As the Washington Post reports, The CARES Act (Coronavirus Aid, Relief, and Economic Security) provides a $1,200 refundable tax credit for individuals and $2,400 for joint taxpayers. “What many have not realized is that the stimulus payment is an advanced tax credit, and as such, it is not considered income, which is why it’s not taxed,” Singletary explains. “As a result, for the purpose of qualifying for federal benefits, such as Medicaid, the stimulus payment is not counted as a resource.”  This ruling also applies to other federal benefit programs.

You’re Free to Spend Your Stimulus Check as You See Fit

The National Center on Law and Elder Rights has determined that the stimulus payment cannot be used to affect a resident’s monthly payment or “share of cost,” according to the Post. Residents are free to spend their stimulus money however they please.

CMS has also weighed in on this issue, Singletary reports. The Centers for Medicare and Medicaid Services issued a warning which you can read here that “commandeering stimulus payments from residents could subject facilities to federal enforcement actions, including the possibility that they cannot participate in the Medicare and Medicaid programs.”  One IRS spokesman couldn’t have been more blunt. “The law is clear, and we want you to know that,” he said. “If you’re in a nursing home or other care facility, your economic impact payment belongs to you, not the home.”

According to the Washington Post, if a nursing home or assisted-living facility has taken your payment and won’t return it, you should contact your state attorney general. Since many AgingOptions blog readers live in Washington State, we’re including  this link to the website of the Washington State Attorney General.

The following comes from the IRS statement, which you can read in its entirety here:

The Internal Revenue Service today alerted nursing home and other care facilities that Economic Impact Payments (EIPs) generally belong to the recipients, not the organizations providing the care.

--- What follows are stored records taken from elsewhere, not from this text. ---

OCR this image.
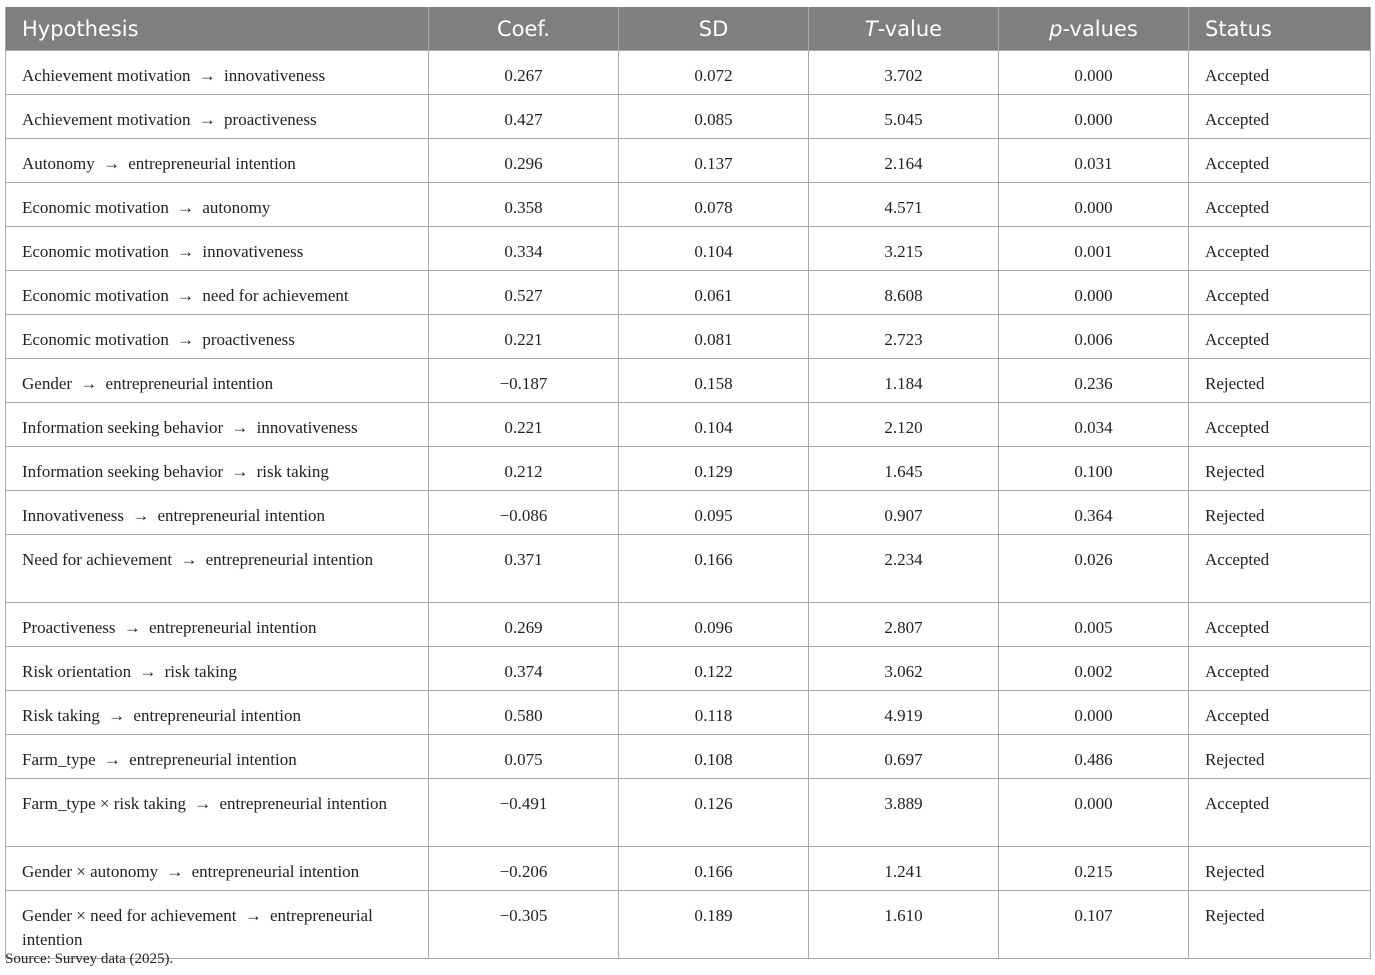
Hypothesis	Coef.	SD	T-value	p-values	Status
Achievement motivation → innovativeness	0.267	0.072	3.702	0.000	Accepted
Achievement motivation → proactiveness	0.427	0.085	5.045	0.000	Accepted
Autonomy → entrepreneurial intention	0.296	0.137	2.164	0.031	Accepted
Economic motivation → autonomy	0.358	0.078	4.571	0.000	Accepted
Economic motivation → innovativeness	0.334	0.104	3.215	0.001	Accepted
Economic motivation → need for achievement	0.527	0.061	8.608	0.000	Accepted
Economic motivation → proactiveness	0.221	0.081	2.723	0.006	Accepted
Gender → entrepreneurial intention	−0.187	0.158	1.184	0.236	Rejected
Information seeking behavior → innovativeness	0.221	0.104	2.120	0.034	Accepted
Information seeking behavior → risk taking	0.212	0.129	1.645	0.100	Rejected
Innovativeness → entrepreneurial intention	−0.086	0.095	0.907	0.364	Rejected
Need for achievement → entrepreneurial intention	0.371	0.166	2.234	0.026	Accepted
Proactiveness → entrepreneurial intention	0.269	0.096	2.807	0.005	Accepted
Risk orientation → risk taking	0.374	0.122	3.062	0.002	Accepted
Risk taking → entrepreneurial intention	0.580	0.118	4.919	0.000	Accepted
Farm_type → entrepreneurial intention	0.075	0.108	0.697	0.486	Rejected
Farm_type × risk taking → entrepreneurial intention	−0.491	0.126	3.889	0.000	Accepted
Gender × autonomy → entrepreneurial intention	−0.206	0.166	1.241	0.215	Rejected
Gender × need for achievement → entrepreneurial intention	−0.305	0.189	1.610	0.107	Rejected
Source: Survey data (2025).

The IRS issued this reminder following concerns that people and businesses may be taking advantage of vulnerable populations who received the Economic Impact Payments.

The payments are intended for the recipients, even if a nursing home or other facility or provider receives the person’s payment, either directly or indirectly by direct deposit or check. These payments do not count as a resource for purposes of determining eligibility for Medicaid and other federal programs for a period of 12 months from receipt. They also do not count as income in determining eligibility for these programs.

Here’s a Link to the Statement by Lois Greisman of the FTC:

Do you or a loved one live in a nursing home or assisted living facility? Are you (or they) on Medicaid? If you said “yes” to both, please read on and prepare to get mad. We’ve been hearing that some facilities are trying to take the stimulus payments intended for their residents on Medicaid. Then they’re requiring those people to sign over those funds to the facility. Why? Well, they’re claiming that, because the person is on Medicaid, the facility gets to keep the stimulus payment.

But here’s the deal: those economic impact payments are, according to the CARES Act, a tax credit. And tax law says that tax credits don’t count as “resources” for federal benefits programs, like Medicaid. So: when Congress calls these payments “tax credits” in the CARES Act, that means the government can’t seize them. Which means nursing homes and assisted living facilities can’t take that money from their residents just because they’re on Medicaid. And, if they took it already, get in touch with your state attorney general and ask them to help you get it back.

This is not just a horror story making the rounds. These are actual reports that our friends in the Iowa Attorney General’s Office have been getting – and handling. Other states have seen the same.

If you’ve experienced this already, tell your state attorney general’s office first, and then tell the FTC: http://www.ftc.gov/complaint. If a loved one lives in a nursing facility and you’re not sure what happened to their payment, talk with them soon. And consider having a chat with the facility’s management to make sure they know which side of the law to be on.

(Note that the FTC statement includes other helpful links should you need them.)